The city of Copenhagen plans to double its spending on biking infrastructure over the next three years, and Denmark is about to unveil a plan to increase spending on bike lanes on 2,000 kilometers, or 1,240 miles, of roads. Amsterdam is undertaking an ambitious capital-improvement program that includes building a 10,000-bike parking garage at the main train station (pictured) -- construction is expected to start by the end of next year. The city is also trying to boost public transportation usage, and plans to soon enforce stricter car-parking fines and increase parking fees to discourage people from driving.
The policy goal is to have bicycle trips replace many short car trips, which account for 6% of total emissions from cars, according to a document adopted last month by the European Economic and Social Committee, an organization of transportation ministers from EU member countries. Another report published this year by the Dutch Cyclists' Association found that if all trips shorter than 7.5 kilometers in the Netherlands currently made by car were by bicycle, the country would reduce its carbon-dioxide emissions by 2.4 million tons. That's about one-eighth of the amount of emissions it would need to reduce to meet the Kyoto Protocol.
Where as in the U.S.
bike commuters face more challenges, including strong opposition from some small businesses, car owners and parking-garage owners to any proposals to remove parking, shrink driving lanes or reduce speed limits. Some argue that limiting car usage would hurt business. "We haven't made the tough decisions yet," says Sam Adams, city commissioner of Portland, Ore., who visited Amsterdam in 2005. There has been some movement. Last month, New York Mayor Michael Bloomberg announced a proposal to add a congestion charge on cars and increase the number of bicycle paths in the city. It would also require commercial buildings to have indoor parking facilities for bikes.
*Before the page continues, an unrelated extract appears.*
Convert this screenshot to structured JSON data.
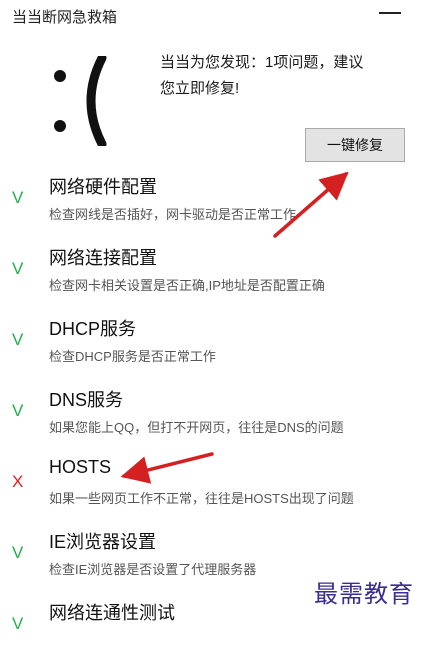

When I read this, I tried to imagine Congress members biking to work in a similar fashion...
Dutch Prime Minister Jan Peter Balkenende sometimes rides to work, as do ... members of parliament, often with empty children's seats in back.
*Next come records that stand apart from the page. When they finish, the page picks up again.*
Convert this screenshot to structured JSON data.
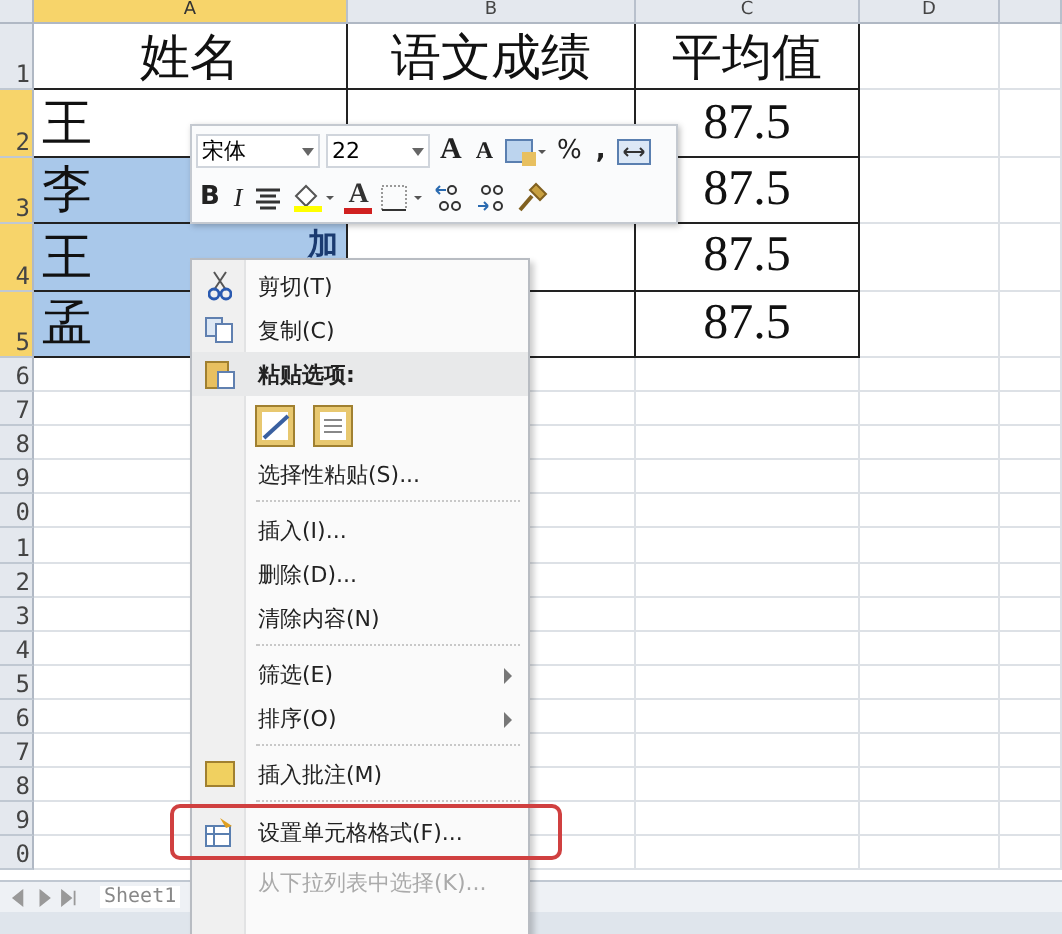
{
  "columns": [
    {
      "label": "A",
      "selected": true
    },
    {
      "label": "B",
      "selected": false
    },
    {
      "label": "C",
      "selected": false
    },
    {
      "label": "D",
      "selected": false
    }
  ],
  "rows": [
    {
      "label": "1",
      "selected": false,
      "cells": [
        {
          "text": "姓名",
          "selected": false
        },
        {
          "text": "语文成绩"
        },
        {
          "text": "平均值"
        },
        {
          "text": ""
        }
      ]
    },
    {
      "label": "2",
      "selected": true,
      "cells": [
        {
          "text": "王",
          "selected": false
        },
        {
          "text": ""
        },
        {
          "text": "87.5"
        },
        {
          "text": ""
        }
      ]
    },
    {
      "label": "3",
      "selected": true,
      "cells": [
        {
          "text": "李",
          "selected": true
        },
        {
          "text": ""
        },
        {
          "text": "87.5"
        },
        {
          "text": ""
        }
      ]
    },
    {
      "label": "4",
      "selected": true,
      "cells": [
        {
          "text": "王",
          "right": "加",
          "selected": true
        },
        {
          "text": ""
        },
        {
          "text": "87.5"
        },
        {
          "text": ""
        }
      ]
    },
    {
      "label": "5",
      "selected": true,
      "cells": [
        {
          "text": "孟",
          "selected": true
        },
        {
          "text": ""
        },
        {
          "text": "87.5"
        },
        {
          "text": ""
        }
      ]
    }
  ],
  "small_rows": [
    "6",
    "7",
    "8",
    "9",
    "0",
    "1",
    "2",
    "3",
    "4",
    "5",
    "6",
    "7",
    "8",
    "9",
    "0"
  ],
  "mini_toolbar": {
    "font": "宋体",
    "size": "22",
    "grow_font": "A",
    "shrink_font": "A",
    "percent": "%",
    "comma": ",",
    "bold": "B",
    "italic": "I",
    "font_color": "A"
  },
  "context_menu": [
    {
      "kind": "item",
      "label": "剪切(T)"
    },
    {
      "kind": "item",
      "label": "复制(C)"
    },
    {
      "kind": "header",
      "label": "粘贴选项:",
      "highlighted": true
    },
    {
      "kind": "paste-icons"
    },
    {
      "kind": "item",
      "label": "选择性粘贴(S)..."
    },
    {
      "kind": "separator"
    },
    {
      "kind": "item",
      "label": "插入(I)..."
    },
    {
      "kind": "item",
      "label": "删除(D)..."
    },
    {
      "kind": "item",
      "label": "清除内容(N)"
    },
    {
      "kind": "separator"
    },
    {
      "kind": "item",
      "label": "筛选(E)",
      "submenu": true
    },
    {
      "kind": "item",
      "label": "排序(O)",
      "submenu": true
    },
    {
      "kind": "separator"
    },
    {
      "kind": "item",
      "label": "插入批注(M)"
    },
    {
      "kind": "separator"
    },
    {
      "kind": "item",
      "label": "设置单元格格式(F)...",
      "marked": true
    },
    {
      "kind": "item",
      "label": "从下拉列表中选择(K)...",
      "disabled": true
    }
  ],
  "sheet_tabs": [
    "Sheet1"
  ]
}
But I was unable to (except the obvious two). An interesting component is this form of mandatory registration...
In 2003, the city created the Amsterdam Bicycle Recovery Center, a large warehouse where illegally parked bikes are taken. (Its acronym in Dutch is AFAC.) Every bike that goes through AFAC is first checked against a list of stolen bikes. After three months, unclaimed models are registered, engraved with a serial number and sold to a second-hand shop. At any one time, the center has about 6,000 bikes neatly arranged by day of confiscation, out of an estimated total of 600,000 bikes in the city.
How AFAC will encourage bike riding in Amsterdam is a somewhat perverse logic, because it means some 200 bikes are confiscated by city officials a day compared to a handful before it existed. The thinking is that the more bikes that are confiscated, the more bikes can be registered and the better the government can trace stolen bikes. The less nervous people are that their bikes will be stolen, the more likely they are to ride. "Is your bike gone? Check AFAC first," is the center's slogan.
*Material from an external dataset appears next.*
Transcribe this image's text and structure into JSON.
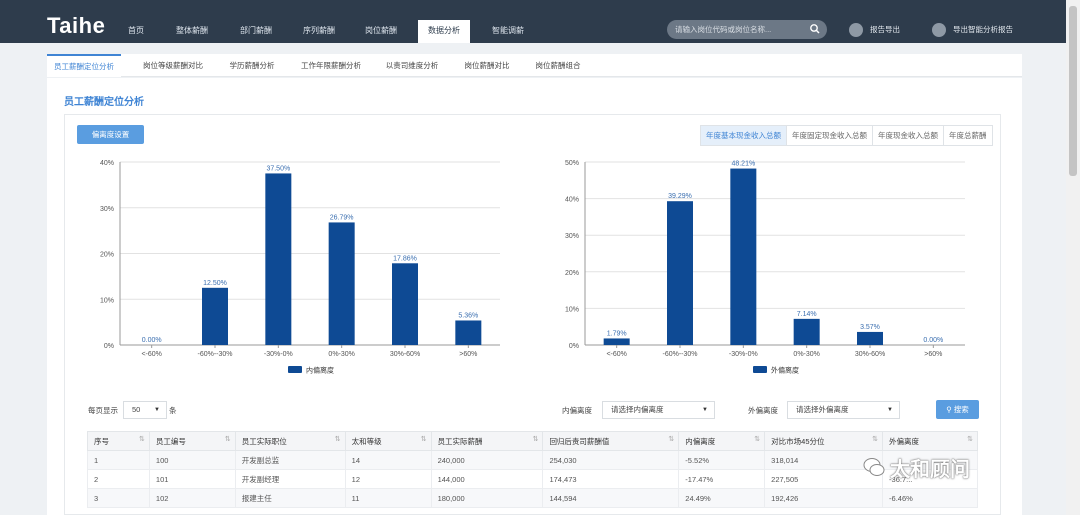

DC of course is working to remove the mandatory registration law. I'm actually not against "mandatory" registration (as long as the purpose is stolen bike recovery), but it's the methodology DC created that was so awful. [I think a better system would be to require that every bike sold in the District be registered - by the bike shop - but it would legal to own and/or use an unregistered bike. For those buying their bike elsewhere, registration would be optional, free and easy (online and/or at any bike shop when you take it in for repairs). When my fiancee bought her bike, Capitol Hill Bikes just registered it for her with the National Bike Registry for free. I don't even think they told her about it].
There's also a chart of bicycle friendly cities at the bottom. D.C. isn't on there, but Boulder, Colorado has 21% of its commuters go by bike. That's impressive.